How to find the specific cause of a tainted kernel
This article has last been updated at .
How to find the cause of a tainted Linux kernel?
Run the dmesg or journalctl command and search for 'tainted'.
dmesg | grep -i taintedDon’t know what a tainted kernel is? Have a look at the article explaining what a tainted kernel is first.
What is causing the tainted kernel?
If you have a tainted kernel, it will typically show up in the output of dmesg and starts with ‘Tainted:’ followed by some letter(s). Use the lookup table below to find the related cause.

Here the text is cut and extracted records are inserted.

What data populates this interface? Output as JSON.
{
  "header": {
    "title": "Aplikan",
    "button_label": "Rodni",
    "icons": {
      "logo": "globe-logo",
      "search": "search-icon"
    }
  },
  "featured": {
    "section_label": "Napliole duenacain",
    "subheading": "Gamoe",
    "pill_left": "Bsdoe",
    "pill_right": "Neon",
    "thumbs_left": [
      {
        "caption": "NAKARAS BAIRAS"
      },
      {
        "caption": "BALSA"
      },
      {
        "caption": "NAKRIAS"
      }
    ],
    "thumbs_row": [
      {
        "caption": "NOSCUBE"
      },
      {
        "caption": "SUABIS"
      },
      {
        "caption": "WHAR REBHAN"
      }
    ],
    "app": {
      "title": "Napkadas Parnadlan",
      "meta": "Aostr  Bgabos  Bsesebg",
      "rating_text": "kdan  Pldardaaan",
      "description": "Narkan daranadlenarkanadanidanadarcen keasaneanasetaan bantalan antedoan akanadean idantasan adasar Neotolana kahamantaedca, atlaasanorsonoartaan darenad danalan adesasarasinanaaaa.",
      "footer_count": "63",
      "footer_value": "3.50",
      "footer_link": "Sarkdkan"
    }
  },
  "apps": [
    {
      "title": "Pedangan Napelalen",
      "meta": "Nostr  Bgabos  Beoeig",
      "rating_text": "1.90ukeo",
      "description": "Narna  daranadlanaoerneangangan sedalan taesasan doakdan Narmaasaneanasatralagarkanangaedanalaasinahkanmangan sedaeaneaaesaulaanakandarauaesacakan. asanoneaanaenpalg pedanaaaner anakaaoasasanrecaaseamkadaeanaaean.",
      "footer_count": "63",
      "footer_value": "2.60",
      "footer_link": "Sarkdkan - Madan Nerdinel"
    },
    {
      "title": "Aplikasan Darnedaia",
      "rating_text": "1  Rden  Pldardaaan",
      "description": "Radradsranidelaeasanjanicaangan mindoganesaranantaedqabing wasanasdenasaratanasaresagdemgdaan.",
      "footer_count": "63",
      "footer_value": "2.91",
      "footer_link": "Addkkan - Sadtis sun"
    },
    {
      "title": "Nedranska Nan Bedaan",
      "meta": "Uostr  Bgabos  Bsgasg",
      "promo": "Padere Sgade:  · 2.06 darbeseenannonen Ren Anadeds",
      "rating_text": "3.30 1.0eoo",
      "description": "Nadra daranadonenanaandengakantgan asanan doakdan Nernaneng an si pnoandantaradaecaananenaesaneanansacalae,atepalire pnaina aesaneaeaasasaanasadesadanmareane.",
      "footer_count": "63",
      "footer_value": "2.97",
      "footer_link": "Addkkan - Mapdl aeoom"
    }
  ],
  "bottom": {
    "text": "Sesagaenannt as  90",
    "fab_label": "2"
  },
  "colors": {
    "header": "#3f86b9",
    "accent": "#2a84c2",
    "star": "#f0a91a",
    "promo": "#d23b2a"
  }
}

| Bit | Letter | Number value | Reason |
|---|---|---|---|
| 0 | G/P | 1 | Proprietary kernel module loaded |
| 1 | F | 2 | Kernel module was force loaded |
| 2 | S | 4 | SMP kernel oops on officially SMP incapable processor |
| 3 | R | 8 | Kernel module force unloaded |
| 4 | M | 16 | Processor reported a Machine Check Exception |
| 5 | B | 32 | Bad page referenced or some unexpected page flags |
| 6 | U | 64 | Taint requested by user space application |
| 7 | D | 128 | Kernel died recently (OOPS, bug) |
| 8 | A | 256 | ACPI table overridden by user |
| 9 | W | 512 | Kernel issued warning |
| 10 | C | 1024 | Staging driver loaded |
| 11 | I | 2048 | Workaround for bug in platform firmware applied |
| 12 | O | 4096 | Externally-built kernel module loaded |
| 13 | E | 8192 | Unsigned module loaded |
| 14 | L | 16384 | Soft lockup occurred |
| 15 | K | 32768 | Kernel live patched |
| 16 | X | 65536 | Auxiliary taint, defined for and used by Linux distributions |
| 17 | T | 131072 | Kernel was built with the struct randomization plugin |
Source: kernel.org
Another option is to check the value of /proc/sys/kernel/tainted. This numeric value is easy to lookup in the table if there is just a single cause. When there are multiple causes, like a live patched kernel already experienced a serious issue, then it may be harder to find. In that case, run the following script.
for i in $(seq 18); do echo $(($i-1)) $(($(cat /proc/sys/kernel/tainted)>>($i-1)&1));done
This for-loop will show each bit. The bits with the value of ‘1’ then can be looked up. If bit 1 and 15 show up, it was a live patch (15) and also kernel module that was loaded (forced).